Here is the configuration for the Prometheus exporter:

  prometheus:
    enable_open_metrics: true
    endpoint: 0.0.0.0:9999
    metric_expiration: 3m
    namespace: statsd
    resource_to_telemetry_conversion:
      enabled: true
    send_timestamps: true

Now that I had the Prometheus exporter, I needed to write data to it by modifying the pipeline. In reality, I needed two pipelines, so I created the first one named “statsd”:

    metrics/statsd:
      exporters:
        - logging
        - prometheus
      processors:
        - memory_limiter
        - batch
        - cumulativetodelta
      receivers:
        - statsd

This pipeline receives data from StatsD and exports it as Prometheus metrics. I can now access my metrics using “MY_IP:9999/metrics”. My metrics are now in the Prometheus format. The next step is to scrape them and send them to the Prometheus backend. This can be achieved using the Prometheus receiver and scrape configuration:

  prometheus:
    config:
      scrape_configs:
        - job_name: statsd
          metric_relabel_configs:
            - replacement: dev
              target_label: env
          scrape_interval: 60s
          static_configs:
            - targets:
                - localhost:9999

Finally, I can build my pipelines, which will perform the following steps: data -> StatsD -> Prometheus endpoint -> scrape job -> Prometheus backend.

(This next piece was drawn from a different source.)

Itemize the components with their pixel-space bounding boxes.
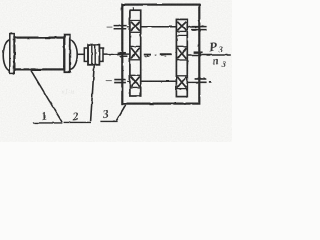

Here is the pipeline configuration in code:

    metrics/prometheus:
      exporters:
        - logging
        - prometheusremotewrite
      processors:
        - memory_limiter
        - batch
      receivers:
        - otlp
        - prometheus
    metrics/statsd:
      exporters:
        - logging
        - prometheus
      processors:
        - memory_limiter
        - batch
        - cumulativetodelta
      receivers:
        - statsd

The cumulativetodelta processor is required in the StatsD pipeline because it converts monotonic, cumulative sum, and histogram metrics to monotonic delta metrics. Non-monotonic sums and exponential histograms are excluded.

Processors also need to be defined in the configuration:

processors:
  batch: {}
  cumulativetodelta: null
  memory_limiter:
    check_interval: 5s
    limit_percentage: 80
    spike_limit_percentage: 25

The final configuration will look like this:

exporters:
  logging: {}
  prometheusremotewrite:
    auth:
      authenticator: sigv4auth
    endpoint: https://PROMETHEUS/api/v1/remote_write
    resource_to_telemetry_conversion:
      enabled: true
    timeout: 30s
  prometheus:
    enable_open_metrics: true
    endpoint: 0.0.0.0:9999
    metric_expiration: 3m
    namespace: statsd
    resource_to_telemetry_conversion:
      enabled: true
    send_timestamps: true

extensions:
  health_check: {}
processors:
  batch: {}
  cumulativetodelta: null
  memory_limiter:
    check_interval: 5s
    limit_percentage: 80
    spike_limit_percentage: 25
receivers:
  prometheus:
    config:
      scrape_configs:
        - job_name: opentelemetry-collector
          metric_relabel_configs:
            - replacement: statsd
              target_label: type
          scrape_interval: 10s
          static_configs:
            - targets:
                - localhost:8888
        - job_name: statsd
          metric_relabel_configs:
            - replacement: dev
              target_label: env
          scrape_interval: 60s
          static_configs:
            - targets:
                - localhost:9999
  statsd:
    endpoint: 0.0.0.0:8125
    is_monotonic_counter: true
service:
  extensions:
    - health_check
  pipelines:
    metrics/prometheus:
      exporters:
        - logging
        - prometheusremotewrite
      processors:
        - memory_limiter
        - batch
      receivers:
        - otlp
        - prometheus
    metrics/statsd:
      exporters:
        - logging
        - prometheus
      processors:
        - memory_limiter
        - batch
        - cumulativetodelta
      receivers:
        - statsd

As you can see in this configuration, there is an additional scrape job on port 8888. This is not required for StatsD, but this endpoint exposes Otel metrics. If you want to have the ability to monitor the status of your Otel installation, I suggest adding this scrape job.